どんな具象系の画家も、自分の内面を通し、常に「何を」描くか懸命に探している。「何を」さえ決まれば、「どのように」描くかは、おのずと定まってくるからだ。
 そのようなモチーフ探しについていえば橋本勝さんは、まことに恵まれている。学校の機械科を卒業し、大企業の自動車会社へ入社。材料研究所に配属され、光弾性応力解析や材料分析などに従事する。それから技術者生活も安定した20数年後、勤務の傍ら、もう一つの路へと果敢に分け入って行く。
 当時、中央美術協会に所属し、横須賀の名伯楽としても慕われる堀江半杓子さん(現在、二期会会員・女流画家協会委員)の絵画教室へ入る。まさしく四十の手習いである。そこでしばらくして選んだモチーフが、自動車の部品を初めとするさまざまなモノたちだった。職場で眼に親しみ、記憶するモノの蝟集するかたちを、キャンバスに再現的に構成しようとしたわけである。
 ユニークな着想と技術者らしい精緻なテクニックが、たちまち注目されるようになる。数年後には、師と同じ中央美術協会の会員となったばかりか、具象系絵画の登竜門として名高い安井賞展や安田火災美術財団奨励賞展にも推薦出品され、現在の画壇的ポジションを築く足掛かりをつけ、現在に至っている。

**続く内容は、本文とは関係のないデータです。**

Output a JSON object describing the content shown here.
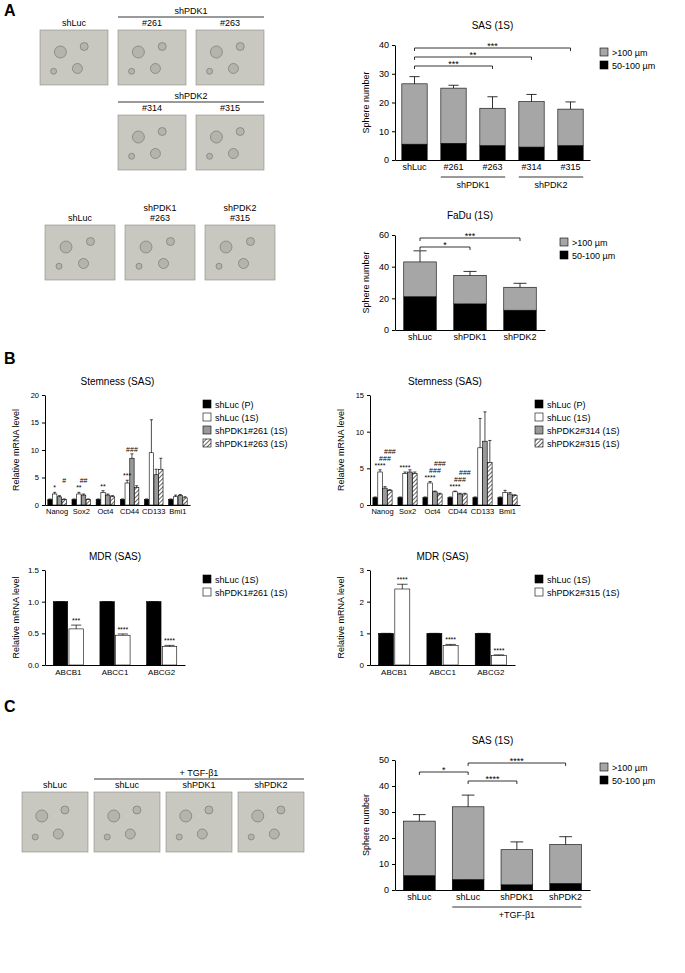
{
  "panels": [
    "A",
    "B",
    "C"
  ],
  "image_panels": [
    {
      "tiles": [
        {
          "label": "shLuc"
        },
        {
          "label": "#261"
        },
        {
          "label": "#263"
        },
        {
          "label": "#314"
        },
        {
          "label": "#315"
        }
      ],
      "groups": [
        {
          "label": "shPDK1",
          "span": [
            1,
            2
          ]
        },
        {
          "label": "shPDK2",
          "span": [
            3,
            4
          ]
        }
      ]
    },
    {
      "tiles": [
        {
          "label": "shLuc"
        },
        {
          "label": "shPDK1",
          "sublabel": "#263"
        },
        {
          "label": "shPDK2",
          "sublabel": "#315"
        }
      ]
    },
    {
      "tiles": [
        {
          "label": "shLuc"
        },
        {
          "label": "shLuc"
        },
        {
          "label": "shPDK1"
        },
        {
          "label": "shPDK2"
        }
      ],
      "groups": [
        {
          "label": "+ TGF-β1",
          "span": [
            1,
            3
          ]
        }
      ]
    }
  ],
  "chart_data": [
    {
      "type": "bar",
      "title": "SAS (1S)",
      "y_label": "Sphere number",
      "stacked": true,
      "legend": "right",
      "categories": [
        "shLuc",
        "#261",
        "#263",
        "#314",
        "#315"
      ],
      "category_groups": [
        {
          "label": "shPDK1",
          "span": [
            1,
            2
          ]
        },
        {
          "label": "shPDK2",
          "span": [
            3,
            4
          ]
        }
      ],
      "series": [
        {
          "name": ">100 µm",
          "color": "#a6a6a6",
          "values": [
            21,
            19.2,
            13,
            15.8,
            12.7
          ],
          "errors": [
            2.5,
            1,
            4,
            2.5,
            2.5
          ]
        },
        {
          "name": "50-100 µm",
          "color": "#000000",
          "values": [
            5.5,
            5.8,
            5,
            4.5,
            5
          ],
          "errors": [
            2.5,
            1,
            2,
            2.5,
            2.5
          ]
        }
      ],
      "ylim": [
        0,
        40
      ],
      "yticks": [
        0,
        10,
        20,
        30,
        40
      ],
      "comparisons": [
        {
          "from": 0,
          "to": 4,
          "text": "***"
        },
        {
          "from": 0,
          "to": 3,
          "text": "**"
        },
        {
          "from": 0,
          "to": 2,
          "text": "***"
        }
      ]
    },
    {
      "type": "bar",
      "title": "FaDu (1S)",
      "y_label": "Sphere number",
      "stacked": true,
      "legend": "right",
      "categories": [
        "shLuc",
        "shPDK1",
        "shPDK2"
      ],
      "series": [
        {
          "name": ">100 µm",
          "color": "#a6a6a6",
          "values": [
            22,
            18,
            14.5
          ],
          "errors": [
            7,
            2.5,
            2.5
          ]
        },
        {
          "name": "50-100 µm",
          "color": "#000000",
          "values": [
            21,
            16.5,
            12.5
          ],
          "errors": [
            3.5,
            6,
            4
          ]
        }
      ],
      "ylim": [
        0,
        60
      ],
      "yticks": [
        0,
        20,
        40,
        60
      ],
      "comparisons": [
        {
          "from": 0,
          "to": 2,
          "text": "***"
        },
        {
          "from": 0,
          "to": 1,
          "text": "*"
        }
      ]
    },
    {
      "type": "bar",
      "title": "Stemness (SAS)",
      "y_label": "Relative mRNA level",
      "legend": "right",
      "categories": [
        "Nanog",
        "Sox2",
        "Oct4",
        "CD44",
        "CD133",
        "Bmi1"
      ],
      "series": [
        {
          "name": "shLuc (P)",
          "color": "#000000",
          "values": [
            1,
            1,
            1,
            1,
            1,
            1
          ],
          "errors": [
            0.1,
            0.1,
            0.1,
            0.1,
            0.1,
            0.1
          ]
        },
        {
          "name": "shLuc (1S)",
          "color": "#ffffff",
          "values": [
            2,
            2,
            2.3,
            4,
            9.5,
            1.5
          ],
          "errors": [
            0.3,
            0.3,
            0.3,
            0.5,
            6,
            0.3
          ]
        },
        {
          "name": "shPDK1#261 (1S)",
          "color": "#999999",
          "values": [
            1.5,
            1.8,
            1.8,
            8.5,
            5.5,
            1.7
          ],
          "errors": [
            0.2,
            0.2,
            0.2,
            0.8,
            1,
            0.2
          ]
        },
        {
          "name": "shPDK1#263 (1S)",
          "color": "#ffffff",
          "marker": "hatch",
          "values": [
            1,
            1,
            1.5,
            3.2,
            6.5,
            1.3
          ],
          "errors": [
            0.1,
            0.1,
            0.2,
            0.3,
            2,
            0.2
          ]
        }
      ],
      "ylim": [
        0,
        20
      ],
      "yticks": [
        0,
        5,
        10,
        15,
        20
      ],
      "annotations": [
        {
          "series": 1,
          "category": 0,
          "text": "*"
        },
        {
          "series": 3,
          "category": 0,
          "text": "#"
        },
        {
          "series": 1,
          "category": 1,
          "text": "**"
        },
        {
          "series": 2,
          "category": 1,
          "text": "##"
        },
        {
          "series": 1,
          "category": 2,
          "text": "**"
        },
        {
          "series": 1,
          "category": 3,
          "text": "***"
        },
        {
          "series": 2,
          "category": 3,
          "text": "###"
        }
      ]
    },
    {
      "type": "bar",
      "title": "Stemness (SAS)",
      "y_label": "Relative mRNA level",
      "legend": "right",
      "categories": [
        "Nanog",
        "Sox2",
        "Oct4",
        "CD44",
        "CD133",
        "Bmi1"
      ],
      "series": [
        {
          "name": "shLuc (P)",
          "color": "#000000",
          "values": [
            1,
            1,
            1,
            1,
            1,
            1
          ],
          "errors": [
            0.1,
            0.1,
            0.1,
            0.1,
            0.1,
            0.1
          ]
        },
        {
          "name": "shLuc (1S)",
          "color": "#ffffff",
          "values": [
            4.5,
            4.3,
            3,
            1.8,
            7.8,
            1.7
          ],
          "errors": [
            0.3,
            0.2,
            0.2,
            0.1,
            4,
            0.3
          ]
        },
        {
          "name": "shPDK2#314 (1S)",
          "color": "#999999",
          "values": [
            2.3,
            4.5,
            1.8,
            1.5,
            8.7,
            1.5
          ],
          "errors": [
            0.2,
            0.3,
            0.1,
            0.1,
            4,
            0.2
          ]
        },
        {
          "name": "shPDK2#315 (1S)",
          "color": "#ffffff",
          "marker": "hatch",
          "values": [
            2,
            4.3,
            1.5,
            1.5,
            5.8,
            1.3
          ],
          "errors": [
            0.1,
            0.2,
            0.1,
            0.1,
            3,
            0.1
          ]
        }
      ],
      "ylim": [
        0,
        15
      ],
      "yticks": [
        0,
        5,
        10,
        15
      ],
      "annotations": [
        {
          "series": 1,
          "category": 0,
          "text": "****"
        },
        {
          "series": 2,
          "category": 0,
          "text": "###"
        },
        {
          "series": 3,
          "category": 0,
          "text": "###"
        },
        {
          "series": 1,
          "category": 1,
          "text": "****"
        },
        {
          "series": 1,
          "category": 2,
          "text": "****"
        },
        {
          "series": 2,
          "category": 2,
          "text": "###"
        },
        {
          "series": 3,
          "category": 2,
          "text": "###"
        },
        {
          "series": 1,
          "category": 3,
          "text": "****"
        },
        {
          "series": 2,
          "category": 3,
          "text": "###"
        },
        {
          "series": 3,
          "category": 3,
          "text": "###"
        }
      ]
    },
    {
      "type": "bar",
      "title": "MDR (SAS)",
      "y_label": "Relative mRNA level",
      "legend": "right",
      "categories": [
        "ABCB1",
        "ABCC1",
        "ABCG2"
      ],
      "series": [
        {
          "name": "shLuc (1S)",
          "color": "#000000",
          "values": [
            1,
            1,
            1
          ],
          "errors": [
            0,
            0,
            0
          ]
        },
        {
          "name": "shPDK1#261 (1S)",
          "color": "#ffffff",
          "values": [
            0.57,
            0.47,
            0.29
          ],
          "errors": [
            0.06,
            0.02,
            0.02
          ]
        }
      ],
      "ylim": [
        0,
        1.5
      ],
      "yticks": [
        {
          "value": 0,
          "label": "0.0"
        },
        {
          "value": 0.5,
          "label": "0.5"
        },
        {
          "value": 1,
          "label": "1.0"
        },
        {
          "value": 1.5,
          "label": "1.5"
        }
      ],
      "annotations": [
        {
          "series": 1,
          "category": 0,
          "text": "***"
        },
        {
          "series": 1,
          "category": 1,
          "text": "****"
        },
        {
          "series": 1,
          "category": 2,
          "text": "****"
        }
      ]
    },
    {
      "type": "bar",
      "title": "MDR (SAS)",
      "y_label": "Relative mRNA level",
      "legend": "right",
      "categories": [
        "ABCB1",
        "ABCC1",
        "ABCG2"
      ],
      "series": [
        {
          "name": "shLuc (1S)",
          "color": "#000000",
          "values": [
            1,
            1,
            1
          ],
          "errors": [
            0,
            0,
            0
          ]
        },
        {
          "name": "shPDK2#315 (1S)",
          "color": "#ffffff",
          "values": [
            2.4,
            0.62,
            0.3
          ],
          "errors": [
            0.15,
            0.03,
            0.02
          ]
        }
      ],
      "ylim": [
        0,
        3
      ],
      "yticks": [
        0,
        1,
        2,
        3
      ],
      "annotations": [
        {
          "series": 1,
          "category": 0,
          "text": "****"
        },
        {
          "series": 1,
          "category": 1,
          "text": "****"
        },
        {
          "series": 1,
          "category": 2,
          "text": "****"
        }
      ]
    },
    {
      "type": "bar",
      "title": "SAS (1S)",
      "y_label": "Sphere number",
      "stacked": true,
      "legend": "right",
      "categories": [
        "shLuc",
        "shLuc",
        "shPDK1",
        "shPDK2"
      ],
      "category_groups": [
        {
          "label": "+TGF-β1",
          "span": [
            1,
            3
          ]
        }
      ],
      "series": [
        {
          "name": ">100 µm",
          "color": "#a6a6a6",
          "values": [
            21,
            28,
            13.5,
            15
          ],
          "errors": [
            2.5,
            4.5,
            3,
            3
          ]
        },
        {
          "name": "50-100 µm",
          "color": "#000000",
          "values": [
            5.5,
            4,
            2,
            2.5
          ],
          "errors": [
            2.5,
            1,
            0.5,
            1
          ]
        }
      ],
      "ylim": [
        0,
        50
      ],
      "yticks": [
        0,
        10,
        20,
        30,
        40,
        50
      ],
      "comparisons": [
        {
          "from": 1,
          "to": 3,
          "text": "****"
        },
        {
          "from": 0,
          "to": 1,
          "text": "*"
        },
        {
          "from": 1,
          "to": 2,
          "text": "****"
        }
      ]
    }
  ]
}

 皆さんは会場で、橋本勝さんの油彩画をどのようにご覧になるのだろうか。大作がずらりと並ぶので、横須賀では随分頑張っているのだなとその努力を讃えたり、機械の部品や超高層ビルがぎっしり詰まった近未来都市を精緻に描く技術に驚嘆したり、さまざまだろう。多くは最初、バランスのとれた造形美に瞠目するに違いない。次には、もしかしたら、眼前に展がる都市景観に或る種の不安感を覚えるのではないだろうか。それは紛れも無く、近未来に繋がる現実社会の光景をシンボリックに作画しているせいなのだ。
 橋本勝さんは画家になったけれど、これまで技術畑を一筋に歩んできたので、昨今の科学技術の加速度的進展に対し、一方的異議を唱える立場にはないだろう。今回の個展の副題ともなっているように、彼は人間社会と「サイエンスとの共生を求めて」いり。その願いをストレートに表出した作品として、例えば「始動の気配」(画集作品No.1参照)がある。明日へ向かって始動しようとしているのは、自動車のエンジンだけでなく、鳥の卵もまたそうなのである。

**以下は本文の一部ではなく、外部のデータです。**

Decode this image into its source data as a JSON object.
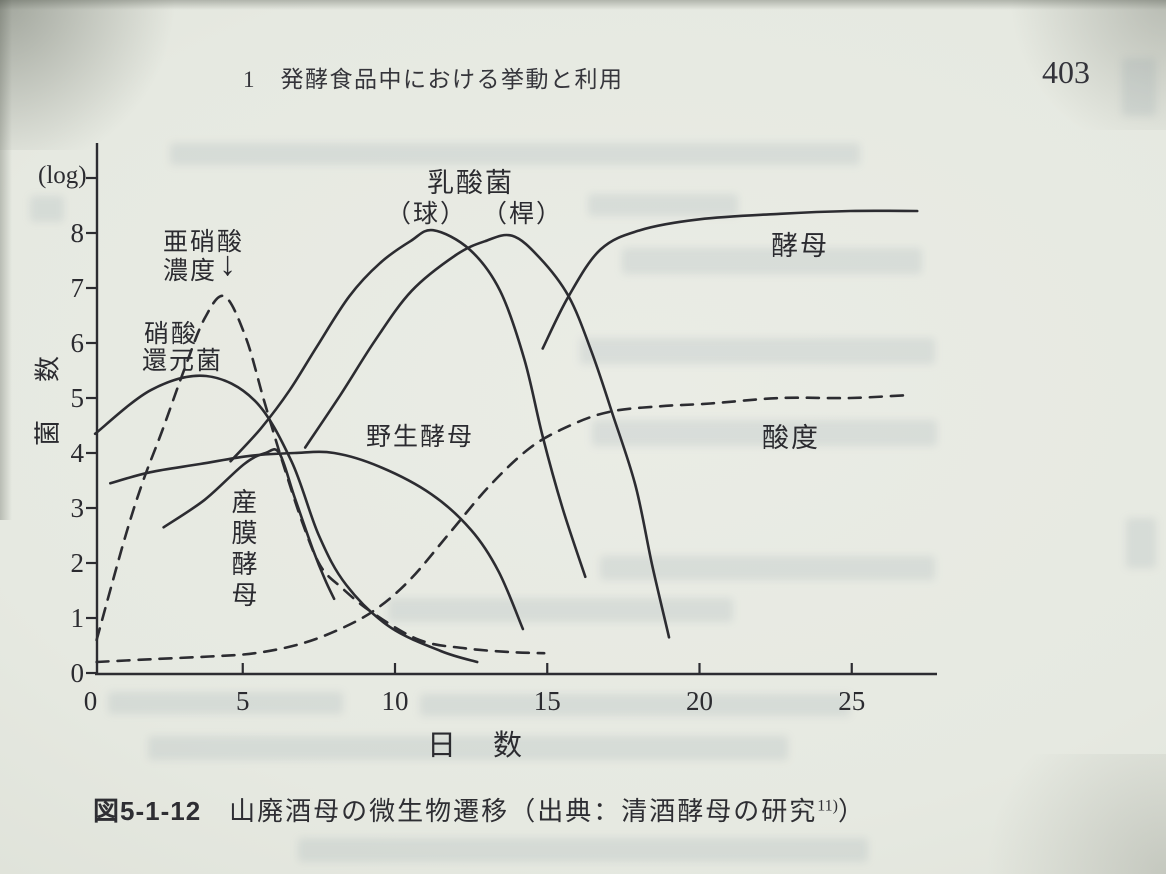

 繰り返すようだが、皆さんは多くの作品を前にして、構成的造形の妙を堪能すると同時に、どうしても、現在と近未来に対する一抹の不安感をも搔き立てられずにいられなくなるかもしれない。画家の意図せざる意図を、皆さんがかえって感受することになるのだ。それこそがまた、橋本勝さんの‘メカニズム絵画’の大きな力、というべきなのではなかろうか。現代そのものをシンボリックに開示することによって、状況の行方の判断を一人一人に委ねようとするわけである。 橋本勝さんのユニークな‘メカニズム絵画’が、初見する人々の眼と心に、はたしてどのように映るのか。その波紋の拡がりに、大いに注目したい。